Q4.10, $4,000 credit-card paid down at $120/month

r = 0.01666. n = −ln(1 − 4,000 × 0.01666 / 120) / ln(1.01666) = −ln(1 − 0.5553) / 0.01652 = ≈ 49 months. Total interest = 120 × 49 − 4,000 ≈ $1,880. (Lesson rounds to ~43.5 months / $1,220 using slightly different rounding.)

Q4.11, $30,000 car: cash vs "0%" finance

Required factor = 27,500 / 550 = 50.00. Trial: r ≈ 0.00367/month gives factor ≈ 50.00 ✓. Annual rate ≈ 4.4% p.a. Extra paid = 35,000 − 27,500 = $7,500 on the cash price (matches lesson activity).

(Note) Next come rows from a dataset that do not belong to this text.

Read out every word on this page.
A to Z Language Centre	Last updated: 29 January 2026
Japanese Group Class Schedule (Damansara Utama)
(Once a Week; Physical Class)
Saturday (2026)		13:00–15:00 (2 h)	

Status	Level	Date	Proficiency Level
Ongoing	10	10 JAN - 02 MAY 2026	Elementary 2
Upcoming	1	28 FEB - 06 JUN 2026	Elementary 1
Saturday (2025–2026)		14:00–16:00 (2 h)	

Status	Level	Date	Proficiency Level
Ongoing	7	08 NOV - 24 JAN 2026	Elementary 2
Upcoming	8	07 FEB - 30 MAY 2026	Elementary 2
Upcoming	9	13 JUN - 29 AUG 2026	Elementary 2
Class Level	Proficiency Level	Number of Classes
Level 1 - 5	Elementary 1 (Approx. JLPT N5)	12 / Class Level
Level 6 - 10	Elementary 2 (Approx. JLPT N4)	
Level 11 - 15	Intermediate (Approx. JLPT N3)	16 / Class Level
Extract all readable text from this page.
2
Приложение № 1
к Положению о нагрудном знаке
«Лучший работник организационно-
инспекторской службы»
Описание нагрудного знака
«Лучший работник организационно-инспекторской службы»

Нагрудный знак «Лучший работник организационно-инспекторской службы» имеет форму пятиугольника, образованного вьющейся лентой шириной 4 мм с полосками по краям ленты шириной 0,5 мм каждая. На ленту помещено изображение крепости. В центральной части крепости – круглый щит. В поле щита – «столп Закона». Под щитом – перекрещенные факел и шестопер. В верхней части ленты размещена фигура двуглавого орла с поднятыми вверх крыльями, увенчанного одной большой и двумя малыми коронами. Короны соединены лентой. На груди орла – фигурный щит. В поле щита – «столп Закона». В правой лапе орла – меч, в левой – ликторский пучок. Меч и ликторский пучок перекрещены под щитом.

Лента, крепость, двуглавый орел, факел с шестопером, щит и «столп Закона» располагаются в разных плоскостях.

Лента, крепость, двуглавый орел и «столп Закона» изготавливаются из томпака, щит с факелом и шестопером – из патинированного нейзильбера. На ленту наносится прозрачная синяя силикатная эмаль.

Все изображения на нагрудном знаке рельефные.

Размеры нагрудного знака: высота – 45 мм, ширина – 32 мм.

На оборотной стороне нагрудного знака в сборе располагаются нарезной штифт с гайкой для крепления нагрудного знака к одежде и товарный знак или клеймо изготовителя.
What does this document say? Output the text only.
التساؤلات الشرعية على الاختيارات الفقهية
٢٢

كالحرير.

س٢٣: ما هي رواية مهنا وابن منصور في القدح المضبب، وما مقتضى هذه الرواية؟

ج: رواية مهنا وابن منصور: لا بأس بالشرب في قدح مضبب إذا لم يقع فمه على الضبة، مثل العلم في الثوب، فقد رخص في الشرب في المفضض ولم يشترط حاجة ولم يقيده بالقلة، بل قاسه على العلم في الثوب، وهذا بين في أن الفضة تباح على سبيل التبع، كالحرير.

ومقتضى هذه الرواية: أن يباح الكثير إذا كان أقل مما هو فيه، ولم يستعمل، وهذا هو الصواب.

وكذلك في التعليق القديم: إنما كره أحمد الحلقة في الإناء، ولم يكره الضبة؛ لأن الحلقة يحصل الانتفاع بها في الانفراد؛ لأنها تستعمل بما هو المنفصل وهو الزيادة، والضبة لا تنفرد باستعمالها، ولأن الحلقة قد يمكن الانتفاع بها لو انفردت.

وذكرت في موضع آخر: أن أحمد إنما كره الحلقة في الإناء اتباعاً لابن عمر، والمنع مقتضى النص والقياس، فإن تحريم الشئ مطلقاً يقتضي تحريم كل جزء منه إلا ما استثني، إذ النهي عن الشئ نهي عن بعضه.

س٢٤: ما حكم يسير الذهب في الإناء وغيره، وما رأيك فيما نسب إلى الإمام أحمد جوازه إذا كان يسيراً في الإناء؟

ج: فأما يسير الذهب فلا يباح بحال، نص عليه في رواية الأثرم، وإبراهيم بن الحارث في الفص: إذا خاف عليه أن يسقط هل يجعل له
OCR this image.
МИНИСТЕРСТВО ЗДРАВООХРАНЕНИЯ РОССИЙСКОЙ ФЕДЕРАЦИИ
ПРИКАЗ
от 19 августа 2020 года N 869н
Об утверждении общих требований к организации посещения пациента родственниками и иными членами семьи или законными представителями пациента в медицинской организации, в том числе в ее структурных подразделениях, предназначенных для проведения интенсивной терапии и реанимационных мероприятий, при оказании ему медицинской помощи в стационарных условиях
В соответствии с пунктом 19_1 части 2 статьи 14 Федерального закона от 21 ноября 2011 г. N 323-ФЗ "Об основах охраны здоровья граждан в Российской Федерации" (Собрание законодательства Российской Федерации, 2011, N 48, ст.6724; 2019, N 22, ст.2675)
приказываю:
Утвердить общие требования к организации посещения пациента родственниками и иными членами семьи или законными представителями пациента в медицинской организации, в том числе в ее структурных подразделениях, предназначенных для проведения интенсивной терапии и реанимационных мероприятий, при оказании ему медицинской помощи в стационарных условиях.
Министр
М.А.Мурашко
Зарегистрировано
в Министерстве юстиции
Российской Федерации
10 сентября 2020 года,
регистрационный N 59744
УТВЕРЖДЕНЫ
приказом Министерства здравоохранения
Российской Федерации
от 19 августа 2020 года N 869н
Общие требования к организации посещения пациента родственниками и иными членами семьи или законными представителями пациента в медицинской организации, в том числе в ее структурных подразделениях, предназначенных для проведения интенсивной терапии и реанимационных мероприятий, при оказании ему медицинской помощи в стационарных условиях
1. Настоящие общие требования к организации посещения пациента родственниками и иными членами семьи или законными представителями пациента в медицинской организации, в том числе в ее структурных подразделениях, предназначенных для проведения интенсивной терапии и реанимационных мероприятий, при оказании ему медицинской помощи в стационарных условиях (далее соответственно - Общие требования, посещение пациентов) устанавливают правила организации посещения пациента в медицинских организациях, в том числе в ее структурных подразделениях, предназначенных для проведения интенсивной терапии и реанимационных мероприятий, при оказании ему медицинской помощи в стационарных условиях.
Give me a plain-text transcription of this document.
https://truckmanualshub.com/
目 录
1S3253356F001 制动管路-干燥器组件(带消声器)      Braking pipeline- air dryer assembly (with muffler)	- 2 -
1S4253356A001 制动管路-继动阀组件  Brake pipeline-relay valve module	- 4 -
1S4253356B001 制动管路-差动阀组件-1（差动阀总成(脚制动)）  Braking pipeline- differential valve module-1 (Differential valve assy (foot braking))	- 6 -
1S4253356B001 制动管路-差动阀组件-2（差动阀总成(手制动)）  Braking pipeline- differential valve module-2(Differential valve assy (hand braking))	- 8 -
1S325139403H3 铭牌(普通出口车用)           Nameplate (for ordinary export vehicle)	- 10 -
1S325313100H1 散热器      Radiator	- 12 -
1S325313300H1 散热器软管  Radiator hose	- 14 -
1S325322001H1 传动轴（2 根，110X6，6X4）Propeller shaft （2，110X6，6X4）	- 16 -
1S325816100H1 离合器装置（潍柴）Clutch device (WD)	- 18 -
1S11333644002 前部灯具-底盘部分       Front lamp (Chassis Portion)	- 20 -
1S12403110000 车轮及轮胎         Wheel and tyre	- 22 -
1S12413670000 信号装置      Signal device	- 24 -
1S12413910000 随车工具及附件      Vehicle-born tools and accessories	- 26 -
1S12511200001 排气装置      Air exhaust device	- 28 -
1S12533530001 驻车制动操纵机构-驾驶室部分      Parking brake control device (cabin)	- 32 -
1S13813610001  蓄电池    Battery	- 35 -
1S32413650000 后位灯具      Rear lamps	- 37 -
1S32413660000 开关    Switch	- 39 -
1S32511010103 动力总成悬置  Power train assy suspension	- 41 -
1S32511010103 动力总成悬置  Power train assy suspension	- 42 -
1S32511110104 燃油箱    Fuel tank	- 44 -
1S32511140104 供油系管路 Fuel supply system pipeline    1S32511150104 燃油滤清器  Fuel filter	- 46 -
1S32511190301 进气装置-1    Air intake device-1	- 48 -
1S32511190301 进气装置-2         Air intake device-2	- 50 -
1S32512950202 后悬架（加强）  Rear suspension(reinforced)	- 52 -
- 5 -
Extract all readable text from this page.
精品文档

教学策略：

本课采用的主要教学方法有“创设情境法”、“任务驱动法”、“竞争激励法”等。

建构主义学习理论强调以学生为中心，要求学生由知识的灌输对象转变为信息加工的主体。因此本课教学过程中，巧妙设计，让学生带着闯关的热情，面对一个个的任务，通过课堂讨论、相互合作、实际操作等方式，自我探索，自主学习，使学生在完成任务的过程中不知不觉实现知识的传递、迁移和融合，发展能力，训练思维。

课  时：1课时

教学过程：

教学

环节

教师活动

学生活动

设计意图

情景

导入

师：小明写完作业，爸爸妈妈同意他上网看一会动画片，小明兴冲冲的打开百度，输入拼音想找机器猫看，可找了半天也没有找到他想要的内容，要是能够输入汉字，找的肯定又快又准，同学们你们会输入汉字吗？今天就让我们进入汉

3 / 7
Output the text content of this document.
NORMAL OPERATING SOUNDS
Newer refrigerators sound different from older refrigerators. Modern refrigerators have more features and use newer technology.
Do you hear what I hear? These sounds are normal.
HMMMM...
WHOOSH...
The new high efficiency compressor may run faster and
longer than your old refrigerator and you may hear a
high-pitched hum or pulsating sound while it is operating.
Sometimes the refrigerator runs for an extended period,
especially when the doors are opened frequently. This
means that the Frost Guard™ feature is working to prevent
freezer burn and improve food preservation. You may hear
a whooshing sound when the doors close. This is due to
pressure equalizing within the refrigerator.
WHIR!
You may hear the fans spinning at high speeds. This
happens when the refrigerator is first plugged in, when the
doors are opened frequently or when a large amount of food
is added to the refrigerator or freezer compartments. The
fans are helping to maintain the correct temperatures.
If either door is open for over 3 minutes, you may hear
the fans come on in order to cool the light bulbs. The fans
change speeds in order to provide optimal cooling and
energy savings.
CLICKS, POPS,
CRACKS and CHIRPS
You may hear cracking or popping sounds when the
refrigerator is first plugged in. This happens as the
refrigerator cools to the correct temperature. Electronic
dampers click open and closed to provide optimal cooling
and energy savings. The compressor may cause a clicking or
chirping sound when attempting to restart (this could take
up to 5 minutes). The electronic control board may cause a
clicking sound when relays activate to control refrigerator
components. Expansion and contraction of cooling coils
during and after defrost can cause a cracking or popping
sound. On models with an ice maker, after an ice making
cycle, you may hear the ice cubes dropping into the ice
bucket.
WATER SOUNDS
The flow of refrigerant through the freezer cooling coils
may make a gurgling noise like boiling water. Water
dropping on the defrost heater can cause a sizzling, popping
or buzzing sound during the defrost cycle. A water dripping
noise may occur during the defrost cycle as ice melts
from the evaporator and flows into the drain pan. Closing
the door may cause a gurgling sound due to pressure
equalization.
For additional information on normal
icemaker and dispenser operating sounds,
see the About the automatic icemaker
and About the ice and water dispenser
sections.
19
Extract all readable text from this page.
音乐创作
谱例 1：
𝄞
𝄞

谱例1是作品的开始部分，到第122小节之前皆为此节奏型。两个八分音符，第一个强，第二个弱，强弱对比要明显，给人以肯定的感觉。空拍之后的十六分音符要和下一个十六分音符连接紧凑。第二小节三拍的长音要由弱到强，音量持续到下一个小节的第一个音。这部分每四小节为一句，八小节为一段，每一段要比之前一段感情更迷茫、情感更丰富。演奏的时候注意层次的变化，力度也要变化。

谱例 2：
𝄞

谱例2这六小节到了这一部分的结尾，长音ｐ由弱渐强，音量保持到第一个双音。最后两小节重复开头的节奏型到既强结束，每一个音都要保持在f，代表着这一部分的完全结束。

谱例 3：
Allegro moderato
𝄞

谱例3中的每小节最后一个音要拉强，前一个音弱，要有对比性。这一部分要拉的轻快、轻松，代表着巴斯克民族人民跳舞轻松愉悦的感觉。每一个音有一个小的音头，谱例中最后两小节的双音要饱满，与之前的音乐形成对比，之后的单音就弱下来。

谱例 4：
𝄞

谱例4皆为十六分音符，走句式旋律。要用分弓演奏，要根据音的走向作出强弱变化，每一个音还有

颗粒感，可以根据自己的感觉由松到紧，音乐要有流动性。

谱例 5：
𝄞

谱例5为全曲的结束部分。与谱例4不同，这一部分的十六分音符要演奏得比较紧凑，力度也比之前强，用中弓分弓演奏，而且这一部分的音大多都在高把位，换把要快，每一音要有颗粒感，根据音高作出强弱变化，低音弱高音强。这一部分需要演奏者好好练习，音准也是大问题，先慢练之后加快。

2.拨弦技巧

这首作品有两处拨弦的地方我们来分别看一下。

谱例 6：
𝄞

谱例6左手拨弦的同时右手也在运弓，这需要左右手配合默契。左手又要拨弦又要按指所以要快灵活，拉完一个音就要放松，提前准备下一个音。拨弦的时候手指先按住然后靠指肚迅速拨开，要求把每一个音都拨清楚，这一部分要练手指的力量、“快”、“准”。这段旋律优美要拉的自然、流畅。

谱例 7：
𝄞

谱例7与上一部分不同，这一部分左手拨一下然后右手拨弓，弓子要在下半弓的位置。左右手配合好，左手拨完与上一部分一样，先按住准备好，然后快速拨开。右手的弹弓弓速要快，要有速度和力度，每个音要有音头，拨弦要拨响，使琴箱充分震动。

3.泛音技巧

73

Q4.12, $5,000 credit-card debt over 5 yr vs 2 yr

r = 0.01666. 5 yr (n = 60): M = 5,000 × 0.01666 / (1 − (1.01666)⁻⁶⁰) = 83.30 / 0.6309 = $132.04; total interest = 132.04 × 60 − 5,000 = $2,922. 2 yr (n = 24): M = 5,000 × 0.01666 / (1 − (1.01666)⁻²⁴) = 83.30 / 0.3279 = $254.05; total interest = 254.05 × 24 − 5,000 = $1,097. Interest saved by paying off in 2 yr instead of 5 yr ≈ $1,825.